Tödlicher Unfall

Als die Welt sich vor Prinzessin Diana verneigte

Nach dem Unfall in einem Tunnel in Paris: Prinzessin Diana wird zu Grabe getragen

Nach dem Unfall in einem Tunnel in Paris: Prinzessin Diana wird zu Grabe getragen

Foto: dpa Picture-Alliance / John Stillwell / picture alliance / empics

Solch ein Begräbnis hat das königliche London noch nie gesehen: Prinzessin Diana schien im Tod die Royal Family auseinander zu reißen.

Von Dianas Tod erfuhr ich gegen 8.30 Uhr aus dem Radio in einem Hotelzimmer in der Nähe von Hameln. Internet, Smartphone, Push-Nachrichten, Live-Stream? Gab es alles noch nicht. Wir brachen unseren Wochenend-Ausflug ab und fuhren zurück nach Hamburg, ich ging in die Redaktion. Als frühere Korrespondentin in Londoner Büro des Springer-Auslandsdienstes (SAD) kannte ich mich gut aus mit den Royals und den Briten. Deshalb flog ich am Ende der Woche auch in die britische Hauptstadt, um über die Trauerfeierlichkeiten zu berichten.

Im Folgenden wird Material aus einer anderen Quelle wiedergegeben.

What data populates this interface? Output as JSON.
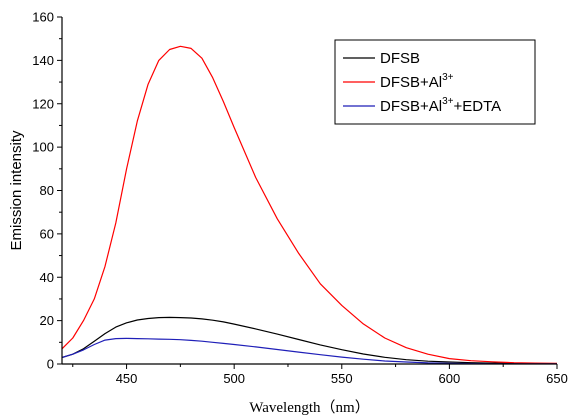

6. September 1997. Im Hotel neben dem Bahnhof Charing Cross gibt es gegen fünf Uhr Feueralarm. Alle raus. Ich greife Notizblock und Kamera. Entwarnung: In der Küche qualmt eine Pfanne. Ich gehe zurück ins Zimmer und beginne diesen traurigen Tag.

Kurz nach sieben Uhr wimmelt es am Trafalgar Square von Menschen, sie strömen zur Prachtstraße The Mall Richtung Buckingham Palast. An der Kirche Westminster Abbey haben Zehntausende die Nacht verbracht. Viele tragen Schwarz, haben Blumen dabei, wollen sich persönlich verabschieden.

Princess of Wales: Trauernde in Dreierreihen

Ich gehe zum Platz an der Horse Guards Parade, wo immer die Geburtstagsparade der Queen stattfindet. Hier stehen die Trauernden in Dreier-Reihen. An den Absperrgittern brennen Kerzen, stecken Blumen, hängen Spruchbänder, Fotos, selbstgemalte Bilder und letzte Grüße. Keine Wolke am stahlblauen Himmel. Es ist ein Happening ohne Fröhlichkeit.

Ganz London ist ein Schrein für die tote Prinzessin. Geschäfte sind geschlossen, Schaufenster verhängt. An vielen Autos flattert ein Trauerflor, die roten Doppeldeckerbusse tragen kleine Kränze am Kühlergrill. Und die Stadt, die wie New York eigentlich nie schläft, ist bedrückend und unnatürlich still. Keine Sirenen, kein Baulärm, kein dröhnender Verkehr. Die Menschen unterhalten sich gedämpft. Nur jede Minute schlägt die Totenglocke von Westminster Abbey. 111-mal.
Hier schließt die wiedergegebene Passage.